The cop-killer was a member of the vicious Black Liberation Army, a group the FBI describes as one of “the most violent militant organizations of the 1970s.” She is now 73. Shakur is one of the multiple aliases for Joanne Deborah Chesimard.

“At the time, Chesimard was wanted for her involvement in several felonies, including bank robbery. Chesimard and her accomplices opened fire on the troopers. One trooper was wounded and the other was shot and killed execution-style at point-blank range. Chesimard fled the scene, but was subsequently apprehended. One of her accomplices was killed in the shoot-out and the other was also apprehended and remains in jail,” the FBI noted.

“In 1977, Chesimard was found guilty of first-degree murder, assault and battery of a police officer, assault with a dangerous weapon, assault with intent to kill, illegal possession of a weapon, and armed robbery. She was sentenced to life in prison. On November 2, 1979, Chesimard escaped from prison and lived underground before being located in Cuba in 1984. She is thought to currently still be living in Cuba,” the FBI contends.

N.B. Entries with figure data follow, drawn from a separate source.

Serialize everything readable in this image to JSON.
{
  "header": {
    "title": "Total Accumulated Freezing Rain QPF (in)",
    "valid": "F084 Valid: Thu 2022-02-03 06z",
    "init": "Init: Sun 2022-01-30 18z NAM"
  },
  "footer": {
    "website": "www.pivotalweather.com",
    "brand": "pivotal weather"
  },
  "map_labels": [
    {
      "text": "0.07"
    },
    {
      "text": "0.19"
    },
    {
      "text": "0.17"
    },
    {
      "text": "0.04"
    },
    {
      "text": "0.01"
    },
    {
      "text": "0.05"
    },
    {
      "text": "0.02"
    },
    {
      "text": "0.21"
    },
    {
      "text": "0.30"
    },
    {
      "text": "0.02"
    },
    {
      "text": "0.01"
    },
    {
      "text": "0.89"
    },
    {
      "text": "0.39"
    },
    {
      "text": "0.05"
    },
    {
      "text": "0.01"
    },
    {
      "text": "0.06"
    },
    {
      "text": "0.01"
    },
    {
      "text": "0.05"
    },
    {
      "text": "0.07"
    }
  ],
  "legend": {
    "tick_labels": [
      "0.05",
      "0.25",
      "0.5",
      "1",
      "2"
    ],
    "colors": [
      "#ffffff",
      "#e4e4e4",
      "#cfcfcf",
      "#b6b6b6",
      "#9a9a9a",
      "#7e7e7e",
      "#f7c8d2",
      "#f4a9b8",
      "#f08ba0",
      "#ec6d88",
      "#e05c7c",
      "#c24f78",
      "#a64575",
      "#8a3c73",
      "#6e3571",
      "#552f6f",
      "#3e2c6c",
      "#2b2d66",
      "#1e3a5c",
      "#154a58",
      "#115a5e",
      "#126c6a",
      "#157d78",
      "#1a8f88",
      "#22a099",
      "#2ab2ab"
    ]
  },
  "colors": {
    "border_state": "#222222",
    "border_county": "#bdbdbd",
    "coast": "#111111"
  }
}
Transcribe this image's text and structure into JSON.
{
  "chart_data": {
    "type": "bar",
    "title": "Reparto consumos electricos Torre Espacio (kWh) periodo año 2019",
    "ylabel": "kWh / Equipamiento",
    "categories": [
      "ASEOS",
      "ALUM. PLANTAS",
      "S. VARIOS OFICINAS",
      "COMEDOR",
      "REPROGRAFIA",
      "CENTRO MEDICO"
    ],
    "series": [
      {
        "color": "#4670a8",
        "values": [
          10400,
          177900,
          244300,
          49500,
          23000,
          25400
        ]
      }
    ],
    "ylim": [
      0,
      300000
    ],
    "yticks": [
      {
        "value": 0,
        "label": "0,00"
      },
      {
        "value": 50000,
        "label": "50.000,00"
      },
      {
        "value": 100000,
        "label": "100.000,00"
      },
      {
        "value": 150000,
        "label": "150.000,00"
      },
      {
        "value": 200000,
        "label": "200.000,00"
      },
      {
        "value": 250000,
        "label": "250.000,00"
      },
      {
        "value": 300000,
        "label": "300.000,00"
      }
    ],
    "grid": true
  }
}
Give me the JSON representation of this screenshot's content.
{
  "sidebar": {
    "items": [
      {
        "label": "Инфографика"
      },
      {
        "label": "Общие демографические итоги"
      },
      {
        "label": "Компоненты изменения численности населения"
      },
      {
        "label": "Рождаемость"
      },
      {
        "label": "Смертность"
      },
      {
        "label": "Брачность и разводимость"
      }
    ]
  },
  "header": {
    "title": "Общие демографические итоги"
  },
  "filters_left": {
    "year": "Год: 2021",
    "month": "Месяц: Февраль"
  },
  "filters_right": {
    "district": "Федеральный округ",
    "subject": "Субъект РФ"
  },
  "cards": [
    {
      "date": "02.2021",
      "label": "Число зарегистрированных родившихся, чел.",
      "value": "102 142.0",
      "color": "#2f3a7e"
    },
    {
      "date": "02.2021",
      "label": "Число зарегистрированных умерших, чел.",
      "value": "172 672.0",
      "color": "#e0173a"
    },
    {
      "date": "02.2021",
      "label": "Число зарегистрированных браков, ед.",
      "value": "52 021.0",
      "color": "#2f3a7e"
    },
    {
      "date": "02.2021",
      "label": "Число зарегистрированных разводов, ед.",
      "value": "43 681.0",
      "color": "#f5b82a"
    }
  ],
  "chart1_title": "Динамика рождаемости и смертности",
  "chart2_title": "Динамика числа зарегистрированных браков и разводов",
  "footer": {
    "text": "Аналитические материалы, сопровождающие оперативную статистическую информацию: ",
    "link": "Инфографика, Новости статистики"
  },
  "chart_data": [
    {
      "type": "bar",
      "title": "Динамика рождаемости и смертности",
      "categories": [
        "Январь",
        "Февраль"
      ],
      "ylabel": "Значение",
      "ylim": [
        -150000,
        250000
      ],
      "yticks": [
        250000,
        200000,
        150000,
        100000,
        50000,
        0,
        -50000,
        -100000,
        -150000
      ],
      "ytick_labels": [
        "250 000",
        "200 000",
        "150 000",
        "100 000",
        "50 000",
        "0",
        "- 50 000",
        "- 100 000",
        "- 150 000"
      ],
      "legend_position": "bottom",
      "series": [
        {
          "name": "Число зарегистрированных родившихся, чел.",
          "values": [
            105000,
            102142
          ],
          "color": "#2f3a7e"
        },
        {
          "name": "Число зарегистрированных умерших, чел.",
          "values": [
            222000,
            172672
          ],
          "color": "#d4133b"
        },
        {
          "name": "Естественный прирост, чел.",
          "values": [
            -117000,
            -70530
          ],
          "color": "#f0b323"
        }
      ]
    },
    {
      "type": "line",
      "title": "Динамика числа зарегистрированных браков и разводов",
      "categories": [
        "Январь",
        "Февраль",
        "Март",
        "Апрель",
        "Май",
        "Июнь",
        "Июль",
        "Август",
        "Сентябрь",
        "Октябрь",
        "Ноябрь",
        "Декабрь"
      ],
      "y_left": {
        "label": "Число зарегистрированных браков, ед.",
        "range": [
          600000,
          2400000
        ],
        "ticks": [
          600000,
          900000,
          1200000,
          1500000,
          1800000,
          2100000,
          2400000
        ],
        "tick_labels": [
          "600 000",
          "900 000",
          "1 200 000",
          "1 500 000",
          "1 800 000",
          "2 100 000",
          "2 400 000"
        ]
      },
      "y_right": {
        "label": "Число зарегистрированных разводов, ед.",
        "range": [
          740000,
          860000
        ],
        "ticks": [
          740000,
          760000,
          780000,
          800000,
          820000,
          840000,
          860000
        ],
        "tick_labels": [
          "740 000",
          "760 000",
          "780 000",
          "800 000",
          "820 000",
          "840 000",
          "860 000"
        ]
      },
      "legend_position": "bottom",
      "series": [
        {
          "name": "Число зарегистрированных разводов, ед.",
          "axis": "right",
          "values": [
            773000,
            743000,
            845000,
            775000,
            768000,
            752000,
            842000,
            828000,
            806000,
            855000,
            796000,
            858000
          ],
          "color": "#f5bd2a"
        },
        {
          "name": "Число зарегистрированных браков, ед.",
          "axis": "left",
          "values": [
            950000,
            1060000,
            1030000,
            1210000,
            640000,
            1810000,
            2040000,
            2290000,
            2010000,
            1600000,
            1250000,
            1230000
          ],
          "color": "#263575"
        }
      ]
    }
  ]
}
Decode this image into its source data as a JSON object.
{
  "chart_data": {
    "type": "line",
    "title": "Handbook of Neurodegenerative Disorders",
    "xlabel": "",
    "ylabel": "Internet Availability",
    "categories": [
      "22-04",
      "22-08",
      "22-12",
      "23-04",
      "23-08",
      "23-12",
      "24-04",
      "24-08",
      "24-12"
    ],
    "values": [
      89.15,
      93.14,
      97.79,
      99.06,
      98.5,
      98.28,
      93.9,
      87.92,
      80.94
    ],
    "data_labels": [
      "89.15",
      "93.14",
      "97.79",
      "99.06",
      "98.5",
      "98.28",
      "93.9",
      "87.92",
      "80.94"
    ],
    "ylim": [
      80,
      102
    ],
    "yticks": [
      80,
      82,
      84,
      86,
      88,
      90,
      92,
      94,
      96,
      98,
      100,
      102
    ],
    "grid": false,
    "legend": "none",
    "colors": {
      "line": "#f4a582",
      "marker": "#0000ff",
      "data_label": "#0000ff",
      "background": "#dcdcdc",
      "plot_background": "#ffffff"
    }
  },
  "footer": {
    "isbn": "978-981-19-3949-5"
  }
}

Angela Davis, also depicted in the mural, is a devout communist and a civil rights activist. She has worked with the Black Panther Party and the Communist Party USA.

Police charged Davis with murder, kidnapping, and criminal conspiracy. The charges were leveled against her after police linked her to buying weapons that were used by three inmates who kidnapped a judge and juror during their trial in 1970 for snuffing a prison guard.

During the kidnapping, police killed the inmates and the judge died in the shootout. Davis made the FBI’s Most Wanted list until her capture in 1972. She then spent 16 months in prison before she was stunningly acquitted.

Davis is another icon of leftists and is symbolic of their activism which includes black liberation, anticapitalism, and feminism.

Malcolm X was a member of Louis Farrakhan’s Nation of Islam. He was a prominent civil rights figure and promoted the freedom of black people “by any means necessary.” He was assassinated in 1965.

Huey Newton, the founder of the Black Panther Party, was convicted of manslaughter in the 1968 killing of Oakland police officer John Frey. Newton’s conviction was reversed in 1970. He was suspected of, although not charged with, killing a 17-year-old girl in 1974. Newton was murdered by a member of a Marxist-Leninist drug-dealing gang in 1989.

Nat Turner is a historical figure who led the first slave rebellion in Southampton County, Virginia, on August 21, 1831. More than 50 white people were killed during the uprising and approximately 120 slaves were killed in the aftermath.